As the cart creaked away, leaving the old sire exposed, like the great Old One, mauled by the young, who bleeding away sires a thousand sons. Picking up his ears and raising his still massive chest, he passed a curdling glance in our direction. His haunches quivered as if to follow us, but he soon thought better of it, and as the cart spewed gravel in its wake, turned his head away as if content with our receding echo. We set off into a pewter Cannonian mid-morning, green turds spinning out of the blond horse, and I felt the double melancholy of not only leaving a place to which I might never return, but of leaving a place that I was not sure existed. I turned for a final glance of Semper Vero. Across a bold curve of the Mze, a filmy veil of fog was rolling down the mountain spurs, and from the central turret of the manor, a single cloud pennon streamed. Then the translucent clouds deepened and darkened, and swiftly, almost instantaneously, at high noon, the light failed. In the dying afterglow, the country stretched into the nothingness beyond. Oh, how this soldier-boy wanted something different to belong to!
We rode in abrupt and arbitrary transition, just as in popular books, forded the shallow Its easily, and were gradually joined on either flank by solemn corteges of Astingi, winding across the blackened fields of no-man’s-land, to take shelter with us on the far side of the river. Their movement had none of the hallmarks of an advance or retreat. No weapons, insignias, or standards were on display. Legless veterans were carried on the shoulders of others. The men in their raspberry overcoats or menacing black felt cloaks, whips looped about their waists, rode in a mute assembly about the wagons of women and children, their great wheeled kettles and mobile hookahs in a fluid organization which required not a single verbal order.

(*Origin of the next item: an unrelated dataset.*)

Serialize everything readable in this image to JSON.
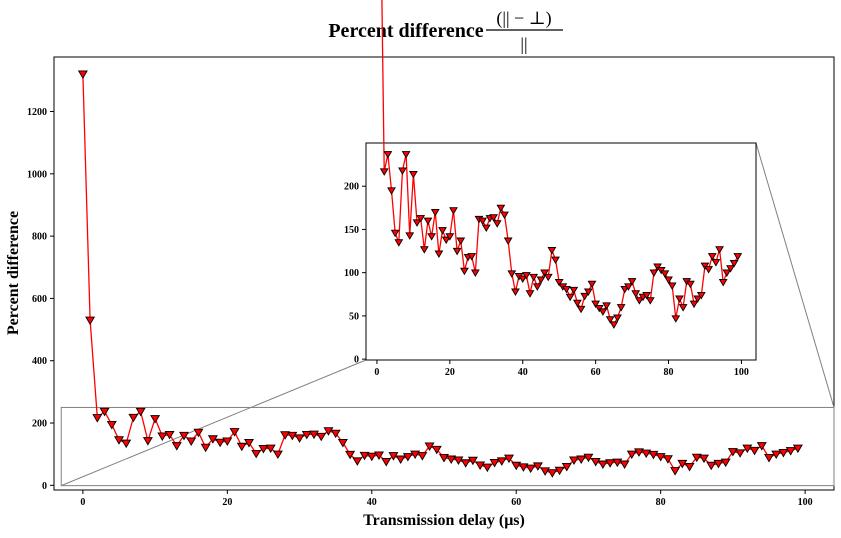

It was less an army than a biological force, simply crossing yet another river, another journey from nowhere to nowhere; for they had already forded the Mze twice upstream, in order to ford it again. The Astingi were laconic and expressionless, without so much as a backwards glance at their homelands. In their easy ancient resignation, they seemed neither warriors nor victims. Their very posture, their impressive silence, seemed only to indicate that entering history at its “cutting edge” was for them the most boring place to be.